Jeffrey Nichols, managing director of American Precious Metals Advisors and senior economic advisor to Rosland Capital, said that disappointing U.S. and global economic data will limit the Fed’s options. He added that gold could do well in an environment where the U.S. central bank will have little room for anything but one “token increase.”

What Do The Markets Say?

Although the latest Fed minutes showed a split in support for interest rate hikes, recently hawkish comments from a range of Fed officials have helped push market expectations modestly higher.

CME 30-Day Fed Fund futures are pricing in only an 18% chance of a rate hike in September, up from 15% seen Thursday. Expectations for November has risen to 25%, up from the previous level of 20%.

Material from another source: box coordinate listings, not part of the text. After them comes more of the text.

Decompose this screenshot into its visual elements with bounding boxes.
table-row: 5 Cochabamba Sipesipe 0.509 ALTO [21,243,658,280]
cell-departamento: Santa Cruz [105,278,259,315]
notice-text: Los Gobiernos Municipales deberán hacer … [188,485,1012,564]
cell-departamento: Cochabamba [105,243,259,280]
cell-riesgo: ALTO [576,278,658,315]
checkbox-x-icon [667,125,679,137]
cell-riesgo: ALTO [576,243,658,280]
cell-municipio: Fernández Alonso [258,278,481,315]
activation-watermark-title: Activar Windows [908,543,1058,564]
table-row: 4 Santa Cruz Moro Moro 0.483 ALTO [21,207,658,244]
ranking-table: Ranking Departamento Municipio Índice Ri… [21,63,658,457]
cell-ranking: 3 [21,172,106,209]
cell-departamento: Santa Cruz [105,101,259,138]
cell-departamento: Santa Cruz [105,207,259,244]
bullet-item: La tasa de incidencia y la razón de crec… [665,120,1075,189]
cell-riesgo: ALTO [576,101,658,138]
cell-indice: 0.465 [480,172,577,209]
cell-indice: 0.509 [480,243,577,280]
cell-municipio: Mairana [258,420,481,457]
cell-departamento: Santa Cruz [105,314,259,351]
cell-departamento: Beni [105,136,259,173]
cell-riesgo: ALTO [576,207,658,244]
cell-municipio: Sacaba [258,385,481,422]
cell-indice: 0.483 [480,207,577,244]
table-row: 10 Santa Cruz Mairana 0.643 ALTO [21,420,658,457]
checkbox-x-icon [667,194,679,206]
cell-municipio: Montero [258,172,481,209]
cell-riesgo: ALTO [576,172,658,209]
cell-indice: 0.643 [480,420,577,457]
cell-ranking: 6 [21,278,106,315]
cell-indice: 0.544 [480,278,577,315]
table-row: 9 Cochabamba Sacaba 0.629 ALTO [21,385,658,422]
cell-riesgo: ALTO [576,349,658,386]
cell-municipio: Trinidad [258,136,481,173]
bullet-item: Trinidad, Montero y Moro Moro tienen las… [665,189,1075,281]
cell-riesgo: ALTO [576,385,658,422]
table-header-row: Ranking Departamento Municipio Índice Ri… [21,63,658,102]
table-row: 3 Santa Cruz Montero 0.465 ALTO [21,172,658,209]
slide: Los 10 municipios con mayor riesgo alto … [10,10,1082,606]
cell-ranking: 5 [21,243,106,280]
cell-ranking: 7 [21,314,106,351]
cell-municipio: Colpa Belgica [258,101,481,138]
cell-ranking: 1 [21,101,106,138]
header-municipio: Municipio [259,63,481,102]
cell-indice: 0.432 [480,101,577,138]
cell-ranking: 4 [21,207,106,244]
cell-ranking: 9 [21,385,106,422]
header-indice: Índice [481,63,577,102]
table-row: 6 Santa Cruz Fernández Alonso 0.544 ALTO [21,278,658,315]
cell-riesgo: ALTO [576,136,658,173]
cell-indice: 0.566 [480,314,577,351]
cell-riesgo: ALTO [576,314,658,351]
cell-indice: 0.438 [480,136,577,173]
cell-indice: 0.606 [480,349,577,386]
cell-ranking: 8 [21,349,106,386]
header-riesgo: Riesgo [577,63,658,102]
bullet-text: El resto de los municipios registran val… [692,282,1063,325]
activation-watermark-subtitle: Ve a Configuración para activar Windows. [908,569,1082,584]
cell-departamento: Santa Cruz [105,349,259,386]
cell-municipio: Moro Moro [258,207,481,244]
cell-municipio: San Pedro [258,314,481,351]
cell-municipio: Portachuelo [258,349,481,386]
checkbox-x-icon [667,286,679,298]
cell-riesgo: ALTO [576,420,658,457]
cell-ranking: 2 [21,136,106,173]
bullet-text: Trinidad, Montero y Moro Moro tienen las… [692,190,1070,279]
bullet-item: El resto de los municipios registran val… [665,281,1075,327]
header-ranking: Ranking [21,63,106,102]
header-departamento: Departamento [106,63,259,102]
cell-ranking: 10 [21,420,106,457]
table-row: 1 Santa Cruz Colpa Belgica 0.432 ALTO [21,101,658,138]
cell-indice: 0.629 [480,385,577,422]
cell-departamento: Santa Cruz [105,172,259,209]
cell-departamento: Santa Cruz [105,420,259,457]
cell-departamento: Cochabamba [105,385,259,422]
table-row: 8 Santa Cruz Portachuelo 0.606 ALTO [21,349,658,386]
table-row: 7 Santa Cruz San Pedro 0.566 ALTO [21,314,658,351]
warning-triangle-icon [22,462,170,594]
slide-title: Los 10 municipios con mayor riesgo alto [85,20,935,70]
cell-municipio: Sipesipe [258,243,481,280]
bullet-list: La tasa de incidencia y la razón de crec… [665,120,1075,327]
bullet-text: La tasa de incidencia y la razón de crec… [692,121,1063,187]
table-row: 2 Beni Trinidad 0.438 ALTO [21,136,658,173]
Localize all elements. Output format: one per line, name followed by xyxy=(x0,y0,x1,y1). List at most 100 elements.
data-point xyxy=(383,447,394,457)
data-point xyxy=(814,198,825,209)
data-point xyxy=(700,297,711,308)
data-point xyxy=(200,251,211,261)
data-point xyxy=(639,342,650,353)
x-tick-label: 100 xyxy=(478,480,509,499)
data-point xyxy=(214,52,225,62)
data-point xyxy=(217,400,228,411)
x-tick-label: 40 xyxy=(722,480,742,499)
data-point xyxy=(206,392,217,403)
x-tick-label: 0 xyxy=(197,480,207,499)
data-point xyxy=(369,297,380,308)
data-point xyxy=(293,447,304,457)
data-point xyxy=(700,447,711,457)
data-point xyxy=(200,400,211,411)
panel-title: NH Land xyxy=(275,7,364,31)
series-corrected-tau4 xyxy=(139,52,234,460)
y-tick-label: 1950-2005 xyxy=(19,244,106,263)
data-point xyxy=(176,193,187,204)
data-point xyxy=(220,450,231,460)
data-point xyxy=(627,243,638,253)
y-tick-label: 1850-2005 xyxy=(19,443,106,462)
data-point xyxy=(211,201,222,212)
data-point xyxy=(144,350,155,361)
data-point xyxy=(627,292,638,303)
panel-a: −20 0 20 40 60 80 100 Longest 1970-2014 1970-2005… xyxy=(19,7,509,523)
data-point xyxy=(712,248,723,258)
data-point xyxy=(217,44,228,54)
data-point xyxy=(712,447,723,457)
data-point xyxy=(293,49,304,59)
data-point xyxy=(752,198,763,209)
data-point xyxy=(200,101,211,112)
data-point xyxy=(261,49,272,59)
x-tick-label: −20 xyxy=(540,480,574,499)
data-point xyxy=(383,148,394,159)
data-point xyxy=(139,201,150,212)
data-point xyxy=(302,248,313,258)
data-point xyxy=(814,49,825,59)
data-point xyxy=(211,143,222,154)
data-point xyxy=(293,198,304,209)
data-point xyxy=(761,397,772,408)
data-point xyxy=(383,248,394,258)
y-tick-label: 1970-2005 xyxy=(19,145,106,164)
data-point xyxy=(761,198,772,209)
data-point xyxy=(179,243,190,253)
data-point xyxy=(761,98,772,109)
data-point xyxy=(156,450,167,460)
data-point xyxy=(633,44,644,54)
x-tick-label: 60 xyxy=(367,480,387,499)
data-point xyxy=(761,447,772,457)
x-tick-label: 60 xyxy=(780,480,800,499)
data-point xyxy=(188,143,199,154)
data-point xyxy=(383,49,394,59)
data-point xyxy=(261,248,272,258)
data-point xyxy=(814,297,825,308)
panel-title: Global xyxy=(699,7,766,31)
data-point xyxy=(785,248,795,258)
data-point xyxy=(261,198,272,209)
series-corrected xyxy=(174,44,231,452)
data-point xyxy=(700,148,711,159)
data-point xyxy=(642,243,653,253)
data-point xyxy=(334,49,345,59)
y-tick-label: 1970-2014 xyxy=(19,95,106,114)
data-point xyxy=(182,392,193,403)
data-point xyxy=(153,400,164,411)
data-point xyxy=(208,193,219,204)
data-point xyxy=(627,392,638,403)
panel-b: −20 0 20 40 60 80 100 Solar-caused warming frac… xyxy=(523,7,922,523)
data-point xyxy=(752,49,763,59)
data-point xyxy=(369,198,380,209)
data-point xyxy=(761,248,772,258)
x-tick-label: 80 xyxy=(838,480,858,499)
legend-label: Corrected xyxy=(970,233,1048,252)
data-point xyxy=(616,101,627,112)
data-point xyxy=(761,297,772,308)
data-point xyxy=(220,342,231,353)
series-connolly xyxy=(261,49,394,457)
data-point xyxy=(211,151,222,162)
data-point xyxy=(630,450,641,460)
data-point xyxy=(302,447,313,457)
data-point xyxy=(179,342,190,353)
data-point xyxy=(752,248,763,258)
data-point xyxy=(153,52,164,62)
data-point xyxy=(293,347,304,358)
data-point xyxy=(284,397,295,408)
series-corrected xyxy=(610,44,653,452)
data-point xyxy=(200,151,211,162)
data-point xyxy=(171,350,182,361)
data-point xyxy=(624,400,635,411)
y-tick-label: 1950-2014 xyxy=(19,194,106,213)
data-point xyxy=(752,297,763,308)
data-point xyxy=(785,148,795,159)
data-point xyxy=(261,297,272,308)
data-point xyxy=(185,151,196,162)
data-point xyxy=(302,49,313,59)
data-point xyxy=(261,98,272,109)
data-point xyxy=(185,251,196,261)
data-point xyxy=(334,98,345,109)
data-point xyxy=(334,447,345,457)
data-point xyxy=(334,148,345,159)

Markets are once again pricing in a greater than 50% chance of a move in December. By February, markets see a 54% chance of interest rate being at least 25 basis points higher. Analysts have noted that the U.S. central bank has never hiked rates unless expectations were above 50%.

However, Fung said she remains optimistic on gold as the market has been able to hold support in an environment of rising rate expectations. Still, she expects the market to remain in limbo as there is no other major event in the immediate horizon that will drive prices higher.

“There is no reason why we shouldn’t stay here for a while,” she said. “Just because it is unprecedented doesn’t mean we can’t get caught up in a new paradigm for a while.”

Levels To Watch

Some analysts said they are not ruling out the chance of a bigger correction in the near-term.

In a report Friday, commodity analysts at Bank of America Merrill Lynch warned that elevated speculative long positions raises the risk of a contrarian short trade in the near-term. However, the bank remains optimistic on gold as they still expect investor demand, especially in gold-backed exchange- traded products, will push gold prices to $1,500 an ounce by 2017.

Stoeferle agreed in that prices could fall in the near-term, but still thinks the gold’s party is just getting started.

“I don’t care if prices go down to $1,300,” he said. “There is so much money parked on the sidelines and those investors are just waiting for a dip to jump in.”

According to some analysts, the first support level to watch is around $1,340 an ounce, which has held since late July. Analysts at iiTrader.com noted that a break of this support level should lead to a test of the next support range between $1,319.30 and $1,316.60 an ounce.

Joshua Mahony, market analyst at IG Markets, said that he is bullish on gold as he expects prices to breakout on the upside from its triangle pattern. However, they are watching initial support at $1,346 and then at $1,342 an ounce.

Trade Of The Week

Trade gold through options, where losses can be limited, suggested some analysts.

This week’s play once again comes from Saxo Bank:

In a report published earlier in the week, Ole Hansen, head of commodity strategy, said he sees a growing risk of a correction in gold in the near-term and is recommending  a short options spread.

He suggested investors buy one September GLD 125 put, and sell one September GLD 130-123 call spread.
The total cost is 0.76 cents – 1.40 for the put minus a 0.64 credit for the call spread.

The trade has a 44-day time horizon.

Total risk of the trade is $2.76 if price rises above $132 a share.

The target of the trade is a move towards $123.15 a share or lower.

“This is a dynamic trade as the value of the low delta put will rise progressively should the expected price weakness unfold, not least considering the expected pick-up in volatility. On that basis, we do not expect to keep the trade to expiry,” he said in his trade recommendation.

Data, Data, Data

Although the spotlight will be on Jackson Hole and Yellen at the end of the week, the economic calendar will see the release of some important data. The week will kick off with preliminary manufacturing data and housing sales numbers. Investors will also want to watch durable goods numbers for June. Finally, the week ends with the second print of second quarter gross domestic product and Yellen’s speech.